Y en este período de aprendizaje (un eufemismo de colonización de identidad), lejos de proponer un “saber femenino” o una percepción socialmente significativa de la mujer en torno a como ve y comprende el mundo, se privilegia una serie de consejos tendientes a promover un imaginario con todos los signos propios de la cultura americana en desmedro de los propios. El nuevo mundo al que accede Eilis pidiendo permiso tiene sus consejeros estratégicamente puestos por Crowley en momentos específicos. Cuando consiga trabajo en una tienda, la encargada le dirá “trata al cliente como si fuera un amigo”. Más adelante, un cura bonachón le conseguirá estudiar en Brooklyn (es obvio que en este tipo de películas, la iglesia no se toca). El personaje será la excusa para introducir otra de las frases solemnes y etnocentristas. Hay una cena de caridad para ancianos irlandeses y entonces la protagonista le pregunta por qué no regresan a Irlanda y la respuesta no se hace esperar: “si no hay oportunidades para una joven como tú allí, cómo la tendrían ellos”. Un vocero más del sueño americano.

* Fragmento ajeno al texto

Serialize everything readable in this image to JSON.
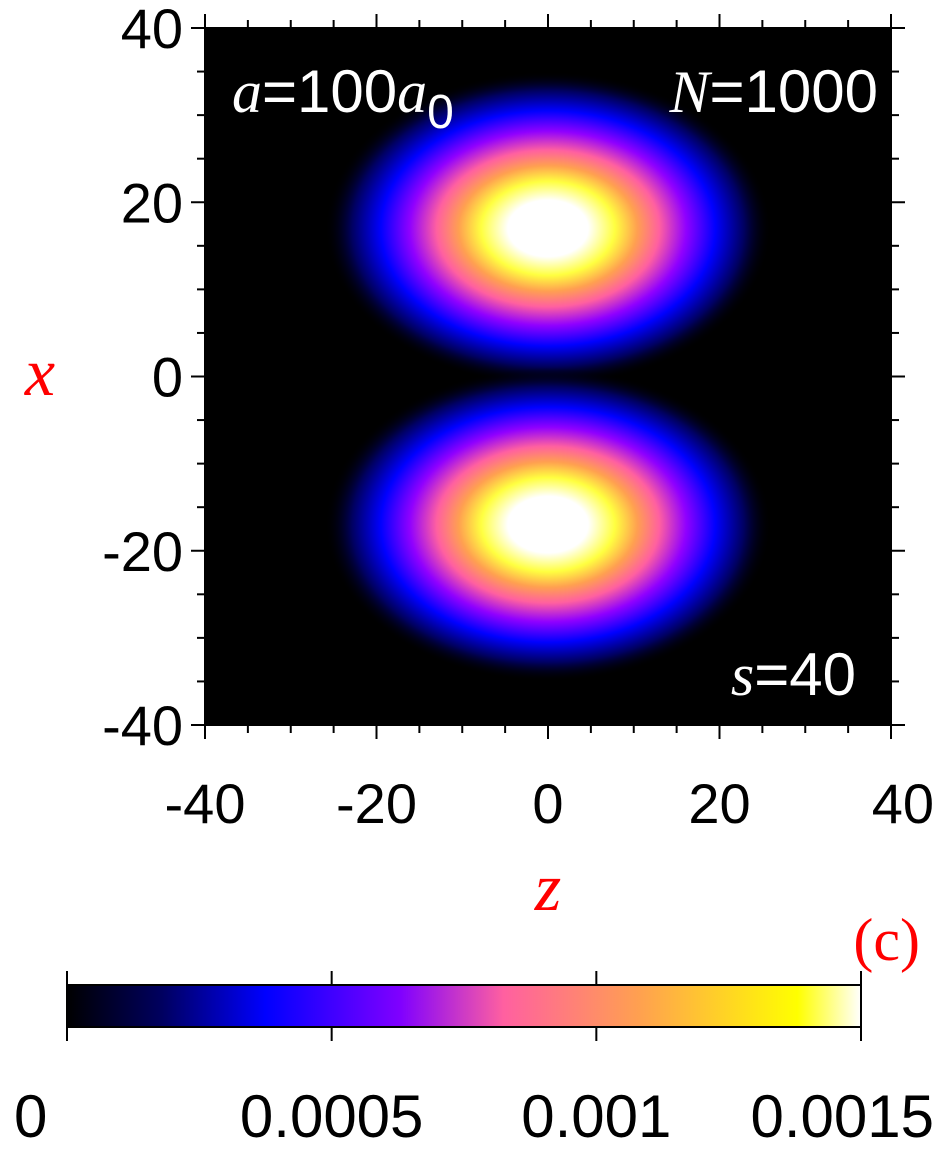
{
  "chart_data": {
    "type": "heatmap",
    "title": "",
    "xlabel": "z",
    "ylabel": "x",
    "xlim": [
      -40,
      40
    ],
    "ylim": [
      -40,
      40
    ],
    "xticks": [
      -40,
      -20,
      0,
      20,
      40
    ],
    "yticks": [
      -40,
      -20,
      0,
      20,
      40
    ],
    "xtick_labels": [
      "-40",
      "-20",
      "0",
      "20",
      "40"
    ],
    "ytick_labels": [
      "-40",
      "-20",
      "0",
      "20",
      "40"
    ],
    "colormap": [
      "#000000",
      "#0000ff",
      "#8000ff",
      "#ff60a0",
      "#ffa050",
      "#ffff00",
      "#ffffff"
    ],
    "color_range": [
      0,
      0.0015
    ],
    "colorbar_ticks": [
      0,
      0.0005,
      0.001,
      0.0015
    ],
    "colorbar_tick_labels": [
      "0",
      "0.0005",
      "0.001",
      "0.0015"
    ],
    "blobs": [
      {
        "z_center": 0,
        "x_center": 17,
        "z_width": 10,
        "x_width": 4.5,
        "peak": 0.0015
      },
      {
        "z_center": 0,
        "x_center": -17,
        "z_width": 10,
        "x_width": 4.5,
        "peak": 0.0015
      }
    ],
    "annotations": {
      "a_symbol": "a",
      "a_value": "=100",
      "a_unit_symbol": "a",
      "a_unit_subscript": "0",
      "n_symbol": "N",
      "n_value": "=1000",
      "s_symbol": "s",
      "s_value": "=40"
    },
    "panel_label": "(c)",
    "grid": false,
    "legend": "colorbar-bottom"
  }
}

A esta altura, Eilis es un muñeco encerrado en el universo de Cenicienta a punto de hallar a su príncipe azul, disfrazado con las ropas de la cultura dominante. Ha abandonado su traje verde pálido. En un baile, sus compañeras residentes en un hogar de estrictas reglas de convivencia, le pintan los labios para que no se vea como alguien “que acaba de venir de ordeñar vacas” y cuando se va, el saco ya es rojo. Entonces, como todo está regido por la falta de riesgo estético como narrativo, aparece el enamorado, un italiano simpático de numerosa familia, en la que se destaca un hermano gordito (se roba la película) que habla como mafioso (así de paso se afirman los estereotipos). Los duros eslabones de causa-efecto se construyen de manera previsible y la nueva pareja ya vive a la americana y lo irlandés, a esta altura es una reminiscencia acotada al verde de una bikini en la playa.

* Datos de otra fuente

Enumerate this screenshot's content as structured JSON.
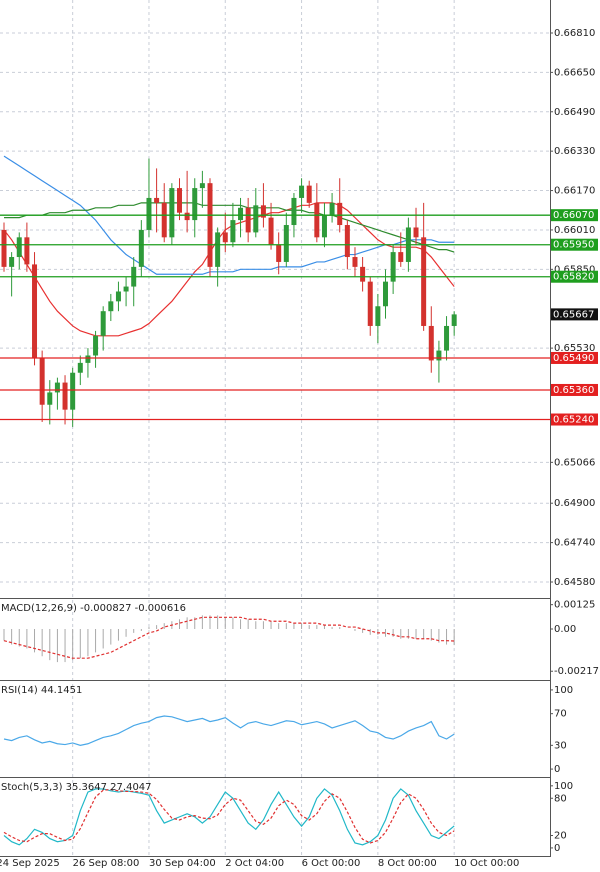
{
  "chart_data": [
    {
      "type": "candlestick",
      "candles": {
        "open": [
          0.6601,
          0.6586,
          0.659,
          0.6598,
          0.6587,
          0.6549,
          0.653,
          0.6535,
          0.6539,
          0.6528,
          0.6543,
          0.6547,
          0.655,
          0.6558,
          0.6568,
          0.6572,
          0.6576,
          0.6578,
          0.6586,
          0.6601,
          0.6614,
          0.6612,
          0.6598,
          0.6618,
          0.6608,
          0.6605,
          0.6618,
          0.662,
          0.6586,
          0.66,
          0.6596,
          0.6605,
          0.661,
          0.66,
          0.6611,
          0.6606,
          0.6595,
          0.6588,
          0.6603,
          0.6614,
          0.6619,
          0.6612,
          0.6598,
          0.6607,
          0.6612,
          0.6603,
          0.659,
          0.6586,
          0.658,
          0.6562,
          0.657,
          0.658,
          0.6592,
          0.6588,
          0.6602,
          0.6598,
          0.6562,
          0.6548,
          0.6552,
          0.6562
        ],
        "high": [
          0.6604,
          0.6592,
          0.66,
          0.6604,
          0.6592,
          0.6552,
          0.654,
          0.6541,
          0.6542,
          0.6545,
          0.655,
          0.6553,
          0.656,
          0.657,
          0.6575,
          0.658,
          0.6582,
          0.659,
          0.6605,
          0.663,
          0.6626,
          0.662,
          0.662,
          0.6622,
          0.6625,
          0.6622,
          0.6625,
          0.6622,
          0.6602,
          0.6608,
          0.6612,
          0.6614,
          0.6614,
          0.6618,
          0.662,
          0.6612,
          0.66,
          0.6608,
          0.6616,
          0.6622,
          0.6621,
          0.662,
          0.6612,
          0.6616,
          0.6622,
          0.6605,
          0.6594,
          0.659,
          0.6582,
          0.6575,
          0.6585,
          0.6595,
          0.66,
          0.6606,
          0.661,
          0.6612,
          0.657,
          0.6556,
          0.6566,
          0.6568
        ],
        "low": [
          0.6584,
          0.6574,
          0.6585,
          0.6584,
          0.6546,
          0.6523,
          0.6522,
          0.6528,
          0.6522,
          0.6521,
          0.6538,
          0.6541,
          0.6545,
          0.6552,
          0.6564,
          0.6568,
          0.657,
          0.657,
          0.6582,
          0.6598,
          0.66,
          0.6596,
          0.6595,
          0.6605,
          0.66,
          0.6598,
          0.661,
          0.6582,
          0.6578,
          0.6592,
          0.6594,
          0.6598,
          0.6596,
          0.6598,
          0.6602,
          0.6593,
          0.6583,
          0.6586,
          0.6598,
          0.6608,
          0.661,
          0.6596,
          0.6594,
          0.6604,
          0.66,
          0.6585,
          0.6582,
          0.6576,
          0.6558,
          0.6555,
          0.6565,
          0.6575,
          0.6586,
          0.6584,
          0.6595,
          0.656,
          0.6543,
          0.6539,
          0.6548,
          0.6558
        ],
        "close": [
          0.6586,
          0.659,
          0.6598,
          0.6587,
          0.6549,
          0.653,
          0.6535,
          0.6539,
          0.6528,
          0.6543,
          0.6547,
          0.655,
          0.6558,
          0.6568,
          0.6572,
          0.6576,
          0.6578,
          0.6586,
          0.6601,
          0.6614,
          0.6612,
          0.6598,
          0.6618,
          0.6608,
          0.6605,
          0.6618,
          0.662,
          0.6586,
          0.66,
          0.6596,
          0.6605,
          0.661,
          0.66,
          0.6611,
          0.6606,
          0.6595,
          0.6588,
          0.6603,
          0.6614,
          0.6619,
          0.6612,
          0.6598,
          0.6607,
          0.6612,
          0.6603,
          0.659,
          0.6586,
          0.658,
          0.6562,
          0.657,
          0.658,
          0.6592,
          0.6588,
          0.6602,
          0.6598,
          0.6562,
          0.6548,
          0.6552,
          0.6562,
          0.65667
        ]
      },
      "up_color": "#2e9a3a",
      "down_color": "#d3322e",
      "series": [
        {
          "color": "#e83030",
          "values": [
            0.6601,
            0.6597,
            0.6592,
            0.6587,
            0.6582,
            0.6577,
            0.6572,
            0.6568,
            0.6565,
            0.6562,
            0.656,
            0.6559,
            0.6558,
            0.6558,
            0.6558,
            0.6558,
            0.6559,
            0.656,
            0.6561,
            0.6563,
            0.6566,
            0.6569,
            0.6572,
            0.6576,
            0.658,
            0.6584,
            0.6587,
            0.6592,
            0.6597,
            0.6601,
            0.6603,
            0.6604,
            0.6605,
            0.6606,
            0.6607,
            0.6608,
            0.6608,
            0.6609,
            0.661,
            0.6611,
            0.6611,
            0.6612,
            0.6612,
            0.6612,
            0.6611,
            0.6609,
            0.6606,
            0.6603,
            0.66,
            0.6597,
            0.6595,
            0.6594,
            0.6594,
            0.6594,
            0.6594,
            0.6593,
            0.659,
            0.6586,
            0.6582,
            0.6578
          ]
        },
        {
          "color": "#3a8ee6",
          "values": [
            0.6631,
            0.6629,
            0.6627,
            0.6625,
            0.6623,
            0.6621,
            0.6619,
            0.6617,
            0.6615,
            0.6613,
            0.6611,
            0.6608,
            0.6605,
            0.6601,
            0.6597,
            0.6594,
            0.6591,
            0.6589,
            0.6587,
            0.6585,
            0.6583,
            0.6583,
            0.6583,
            0.6583,
            0.6583,
            0.6583,
            0.6583,
            0.6584,
            0.6584,
            0.6584,
            0.6584,
            0.6585,
            0.6585,
            0.6585,
            0.6585,
            0.6585,
            0.6586,
            0.6586,
            0.6586,
            0.6586,
            0.6587,
            0.6588,
            0.6588,
            0.6589,
            0.659,
            0.6591,
            0.6591,
            0.6592,
            0.6593,
            0.6594,
            0.6595,
            0.6595,
            0.6596,
            0.6597,
            0.6597,
            0.6597,
            0.6597,
            0.6596,
            0.6596,
            0.6596
          ]
        },
        {
          "color": "#2e8b2e",
          "values": [
            0.6606,
            0.6606,
            0.6606,
            0.6607,
            0.6607,
            0.6607,
            0.6608,
            0.6608,
            0.6608,
            0.6609,
            0.6609,
            0.6609,
            0.661,
            0.661,
            0.661,
            0.6611,
            0.6611,
            0.6611,
            0.6612,
            0.6612,
            0.6612,
            0.6612,
            0.6612,
            0.6612,
            0.6612,
            0.6612,
            0.6611,
            0.6611,
            0.6611,
            0.6611,
            0.6611,
            0.6611,
            0.661,
            0.661,
            0.661,
            0.661,
            0.661,
            0.6609,
            0.6609,
            0.6609,
            0.6608,
            0.6608,
            0.6607,
            0.6607,
            0.6606,
            0.6605,
            0.6604,
            0.6603,
            0.6602,
            0.6601,
            0.66,
            0.6599,
            0.6598,
            0.6597,
            0.6596,
            0.6595,
            0.6594,
            0.6593,
            0.6593,
            0.6592
          ]
        }
      ],
      "levels": [
        {
          "value": 0.6607,
          "label": "0.66070",
          "color": "#1e9e1e"
        },
        {
          "value": 0.6595,
          "label": "0.65950",
          "color": "#1e9e1e"
        },
        {
          "value": 0.6582,
          "label": "0.65820",
          "color": "#1e9e1e"
        },
        {
          "value": 0.6549,
          "label": "0.65490",
          "color": "#e32020"
        },
        {
          "value": 0.6536,
          "label": "0.65360",
          "color": "#e32020"
        },
        {
          "value": 0.6524,
          "label": "0.65240",
          "color": "#e32020"
        }
      ],
      "current": 0.65667,
      "ylim": [
        0.66944,
        0.64515
      ],
      "yticks": [
        {
          "value": 0.6681,
          "label": "0.66810"
        },
        {
          "value": 0.6665,
          "label": "0.66650"
        },
        {
          "value": 0.6649,
          "label": "0.66490"
        },
        {
          "value": 0.6633,
          "label": "0.66330"
        },
        {
          "value": 0.6617,
          "label": "0.66170"
        },
        {
          "value": 0.6601,
          "label": "0.66010"
        },
        {
          "value": 0.6585,
          "label": "0.65850"
        },
        {
          "value": 0.6553,
          "label": "0.65530"
        },
        0.65066,
        {
          "value": 0.649,
          "label": "0.64900"
        },
        {
          "value": 0.6474,
          "label": "0.64740"
        },
        {
          "value": 0.6458,
          "label": "0.64580"
        }
      ],
      "xticks": [
        {
          "value": -1,
          "label": "24 Sep 2025"
        },
        {
          "value": 9,
          "label": "26 Sep 08:00"
        },
        {
          "value": 19,
          "label": "30 Sep 04:00"
        },
        {
          "value": 29,
          "label": "2 Oct 04:00"
        },
        {
          "value": 39,
          "label": "6 Oct 00:00"
        },
        {
          "value": 49,
          "label": "8 Oct 00:00"
        },
        {
          "value": 59,
          "label": "10 Oct 00:00"
        }
      ]
    },
    {
      "type": "macd",
      "title": "MACD(12,26,9) -0.000827 -0.000616",
      "values": [
        -0.0006,
        -0.0008,
        -0.0009,
        -0.001,
        -0.0012,
        -0.0014,
        -0.0016,
        -0.0017,
        -0.0017,
        -0.0016,
        -0.0015,
        -0.0014,
        -0.0012,
        -0.001,
        -0.0008,
        -0.0006,
        -0.0004,
        -0.0002,
        -0.0001,
        0.0001,
        0.0002,
        0.0003,
        0.0004,
        0.0005,
        0.0006,
        0.0006,
        0.0007,
        0.0007,
        0.0007,
        0.0006,
        0.0006,
        0.0005,
        0.0005,
        0.0004,
        0.0004,
        0.0004,
        0.0003,
        0.0003,
        0.0003,
        0.0003,
        0.0002,
        0.0002,
        0.0002,
        0.0001,
        0.0001,
        0,
        -0.0001,
        -0.0002,
        -0.0003,
        -0.0003,
        -0.0004,
        -0.0004,
        -0.0005,
        -0.0005,
        -0.0005,
        -0.0005,
        -0.0006,
        -0.0007,
        -0.0008,
        -0.000827
      ],
      "color": "#a9a9a9",
      "signal": [
        -0.0006,
        -0.0007,
        -0.0008,
        -0.0009,
        -0.001,
        -0.0011,
        -0.0012,
        -0.0013,
        -0.0014,
        -0.0015,
        -0.0015,
        -0.0015,
        -0.0014,
        -0.0013,
        -0.0012,
        -0.001,
        -0.0008,
        -0.0006,
        -0.0004,
        -0.0002,
        -0.0001,
        0.0001,
        0.0002,
        0.0003,
        0.0004,
        0.0005,
        0.0006,
        0.0006,
        0.0006,
        0.0006,
        0.0006,
        0.0006,
        0.0005,
        0.0005,
        0.0005,
        0.0004,
        0.0004,
        0.0004,
        0.0003,
        0.0003,
        0.0003,
        0.0003,
        0.0002,
        0.0002,
        0.0002,
        0.0001,
        0.0001,
        0,
        -0.0001,
        -0.0002,
        -0.0002,
        -0.0003,
        -0.0004,
        -0.0004,
        -0.0005,
        -0.0005,
        -0.0005,
        -0.0006,
        -0.0006,
        -0.000616
      ],
      "signal_color": "#e03030",
      "ylim": [
        0.00149,
        -0.00262
      ],
      "yticks": [
        0.00125,
        {
          "value": 0,
          "label": "0.00"
        },
        -0.00217
      ]
    },
    {
      "type": "line",
      "title": "RSI(14) 44.1451",
      "series": [
        {
          "color": "#4aa8e8",
          "values": [
            38,
            36,
            40,
            42,
            37,
            33,
            35,
            32,
            31,
            33,
            30,
            32,
            36,
            40,
            42,
            45,
            50,
            55,
            58,
            60,
            65,
            67,
            66,
            63,
            60,
            62,
            64,
            60,
            62,
            65,
            58,
            52,
            58,
            60,
            57,
            55,
            58,
            61,
            60,
            56,
            58,
            60,
            57,
            52,
            55,
            58,
            61,
            55,
            48,
            46,
            40,
            38,
            42,
            48,
            52,
            55,
            60,
            42,
            38,
            44.1451
          ]
        }
      ],
      "ylim": [
        110,
        -10
      ],
      "yticks": [
        100,
        70,
        30,
        0
      ]
    },
    {
      "type": "line",
      "title": "Stoch(5,3,3) 35.3647 27.4047",
      "series": [
        {
          "color": "#20b8c8",
          "values": [
            20,
            10,
            5,
            15,
            30,
            25,
            15,
            10,
            12,
            20,
            60,
            90,
            95,
            95,
            92,
            90,
            92,
            90,
            88,
            85,
            60,
            40,
            45,
            50,
            55,
            50,
            40,
            50,
            70,
            90,
            80,
            60,
            40,
            30,
            45,
            70,
            90,
            70,
            50,
            35,
            50,
            80,
            95,
            85,
            60,
            30,
            8,
            5,
            10,
            20,
            45,
            80,
            95,
            85,
            60,
            40,
            20,
            15,
            25,
            35.3647
          ]
        },
        {
          "color": "#e03030",
          "dashed": true,
          "values": [
            25,
            18,
            12,
            10,
            17,
            23,
            23,
            17,
            12,
            14,
            31,
            57,
            82,
            93,
            94,
            92,
            91,
            91,
            90,
            88,
            78,
            62,
            48,
            45,
            50,
            52,
            48,
            47,
            53,
            70,
            80,
            77,
            60,
            43,
            38,
            48,
            68,
            77,
            70,
            52,
            45,
            55,
            75,
            87,
            80,
            58,
            33,
            14,
            8,
            12,
            25,
            48,
            73,
            87,
            80,
            62,
            40,
            25,
            20,
            27.4047
          ]
        }
      ],
      "ylim": [
        111,
        -13
      ],
      "yticks": [
        100,
        80,
        20,
        0
      ]
    }
  ]
}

Y si los vestidos dicen mucho en la película, a su forzado regreso en un pasaje de la historia a Irlanda, el luto de los presentes contrasta con un amarillo vivaz de la protagonista. Es Eilis ahora quien da consejos glamorosos mientras los “pobres irlandeses” le dicen que ahora ellos están atrasados. Y como los diálogos son tan elocuentes como la ropa, ella remata con una frase, a esta altura del metraje, obscena: “Por supuesto que se ven tranquilos y civilizados. Y encantadores.”

Todo en Brooklyn, hasta la posible transgresión, está controlado. Lo único que despabila a los personajes es el dinero. Por ello hay que volver a la tierra prometida con una escena espejo de la primera que da pavor por la chatura discursiva. Curiosamente, varios interpretaron esta historia como un drama sobre la pertenencia a un lugar. Es parte del juego laberíntico de las apariencias. Basta con desmontar los cimientos ideológicos que sostienen a la película de Crowley para destacarla apenas como un folleto propagandístico solapado de la “tierra prometida”. Una lástima si se considera la potencia y la ambigüedad de la novela de Colm Tóibín que sirvió como base y una decepción si estuvo Nick Hornby en la pobre adaptación. Pero los tiempos cambian. Y si bien nada garantiza que el tiempo pasado fue mejor, hay una tendencia que parece irrefutable y que ya la había anticipado Serge Daney: “Creo que las cosas se invirtieron: un público que perdió toda inocencia se hace el inteligente ante el espectáculo publicitario de un cine infantil y corrupto.”